If you’d rather skip an embarrassing trip to the doctor trying to figure out what’s that thing growing on your underarm, Google’s got your back. Hypochondriacs unite now on Google’s Knowledge Graph, where a new update has made it possible to search for detailed information on more than 900 different diseases and medical conditions.
The know-it-all search engine has become even more so, thanks to the upgrade announced in a blog post published on Thursday. A great variety of updates have made their way into the feature, including the ability to search “hundreds more health conditions.”
Google has also improved the visual design of the returning results and added more specific triggering, so users can now get the info they need in no time. The tech company has also responded to a top request doctors have, which is for their patients to bring the online information they base their worries on. You can do that by accessing the “Download PDF” link.
A recent outbreak of Legionnaire’s disease in New York City has found Google unprepared for the thousands of searches from concerned individuals who wanted to know more about the disease symptoms.
As promptly as ever, users’ whims were soon satisfied by Google’s quick update on Knowledge Graph, the feature that was first launched last February.

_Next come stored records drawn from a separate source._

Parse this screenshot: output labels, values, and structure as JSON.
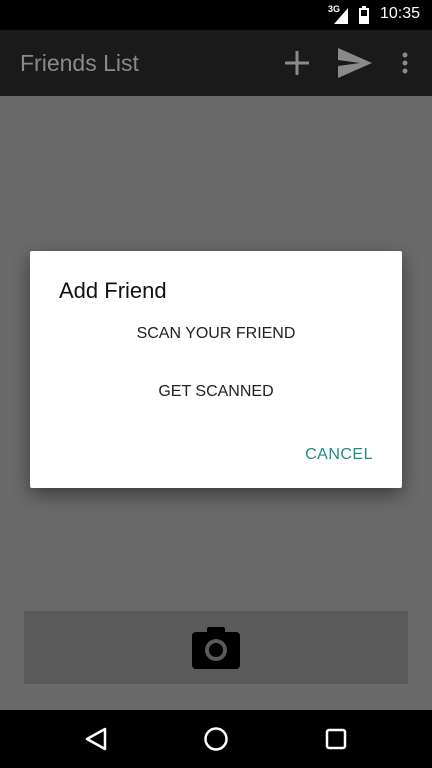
{
  "status_bar": {
    "network": "3G",
    "time": "10:35"
  },
  "app_bar": {
    "title": "Friends List",
    "actions": [
      {
        "icon": "add-icon"
      },
      {
        "icon": "send-icon"
      },
      {
        "icon": "overflow-menu-icon"
      }
    ]
  },
  "dialog": {
    "title": "Add Friend",
    "options": [
      "SCAN YOUR FRIEND",
      "GET SCANNED"
    ],
    "cancel_label": "CANCEL"
  },
  "bottom_bar": {
    "icon": "camera-icon"
  },
  "nav_bar": {
    "buttons": [
      "back-icon",
      "home-icon",
      "recents-icon"
    ]
  },
  "colors": {
    "accent": "#1f8c84",
    "app_bar": "#1a1a1a",
    "scrim": "#6a6a6a"
  }
}
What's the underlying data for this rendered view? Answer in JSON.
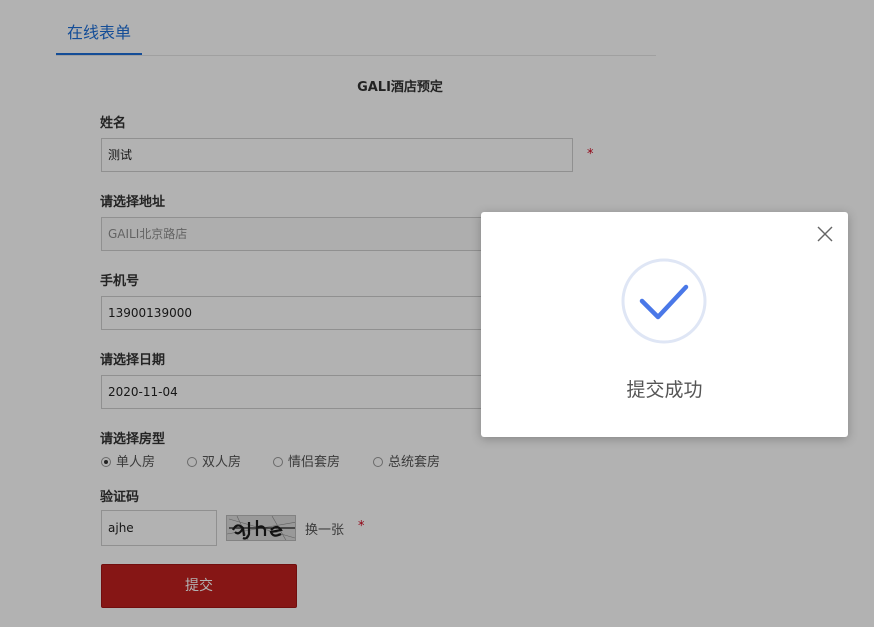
{
  "tab": {
    "label": "在线表单"
  },
  "form": {
    "title": "GALI酒店预定",
    "name_label": "姓名",
    "name_value": "测试",
    "address_label": "请选择地址",
    "address_value": "GAILI北京路店",
    "phone_label": "手机号",
    "phone_value": "13900139000",
    "date_label": "请选择日期",
    "date_value": "2020-11-04",
    "room_label": "请选择房型",
    "room_options": [
      "单人房",
      "双人房",
      "情侣套房",
      "总统套房"
    ],
    "room_selected": "单人房",
    "captcha_label": "验证码",
    "captcha_value": "ajhe",
    "captcha_image_text": "ajhe",
    "refresh_label": "换一张",
    "required_mark": "*",
    "submit_label": "提交"
  },
  "modal": {
    "message": "提交成功",
    "icon": "check-circle-icon",
    "close_icon": "close-icon"
  },
  "colors": {
    "accent": "#1e6fd9",
    "submit": "#c0201f",
    "required": "#d0021b",
    "check": "#4a78e8",
    "overlay": "rgba(0,0,0,0.30)"
  }
}
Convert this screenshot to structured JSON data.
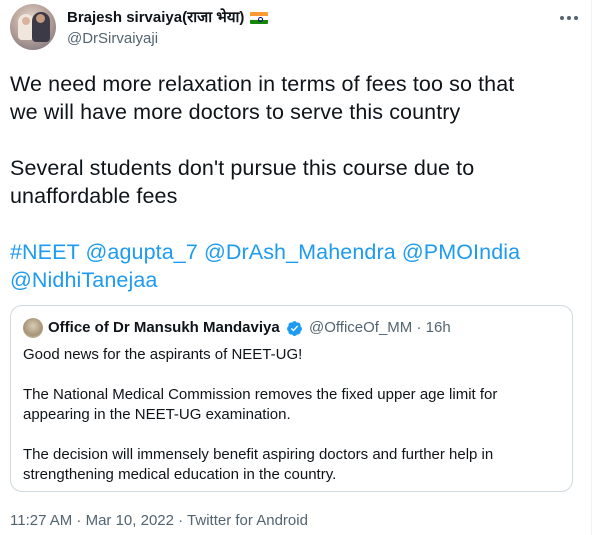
{
  "author": {
    "display_name": "Brajesh sirvaiya(राजा भेया)",
    "flag_icon": "india-flag-icon",
    "handle": "@DrSirvaiyaji"
  },
  "tweet": {
    "line1": "We need more relaxation in terms of fees too so that",
    "line2": "we will have more doctors to serve this country",
    "line3": "Several students don't pursue this course due to",
    "line4": "unaffordable fees",
    "tags_line1": "#NEET @agupta_7 @DrAsh_Mahendra @PMOIndia",
    "tags_line2": "@NidhiTanejaa"
  },
  "quote": {
    "display_name": "Office of Dr Mansukh Mandaviya",
    "verified_icon": "verified-badge-icon",
    "handle_time": "@OfficeOf_MM · 16h",
    "text_1": "Good news for the aspirants of NEET-UG!",
    "text_2": "The National Medical Commission removes the fixed upper age limit for",
    "text_3": "appearing in the NEET-UG examination.",
    "text_4": "The decision will immensely benefit aspiring doctors and further help in",
    "text_5": "strengthening medical education in the country."
  },
  "meta": {
    "timestamp_source": "11:27 AM · Mar 10, 2022 · Twitter for Android"
  },
  "colors": {
    "text": "#0f1419",
    "secondary": "#536471",
    "link": "#1d9bf0",
    "border": "#cfd9de"
  },
  "more_icon": "more-options-icon"
}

Now, a simple search will provide all the information you need on Legionnaires’ right up front – and maybe even more than you ever needed to know to silent your inner hypochondriac.
By collaborating with physicians from Mayo Clinic and a talented group of health professionals, Google has managed to really up its ante on the medical details it offers. Before the update, roughly 400 diseases and their symptoms were included in the Knowledge Graph, but the number has now more than doubled.
Finding and digesting medical information has never been easier. Even more so, Google has decided to include “neglected tropical diseases, a set of infections that affect over 1.5 billion people,” 500 million of whom are represented by children living in poor regions.
Next step, says Google, is to take all the valuable information currently available only in English, and have it translated into a larger number of languages, so even the global population who doesn’t speak English can have access to it.
Google has put great emphasis on encouraging users to not forego consulting with their doctors for more accurate diagnoses. But more than anything, their effort certainly provides users with timely information that will ultimately improve the healthcare process.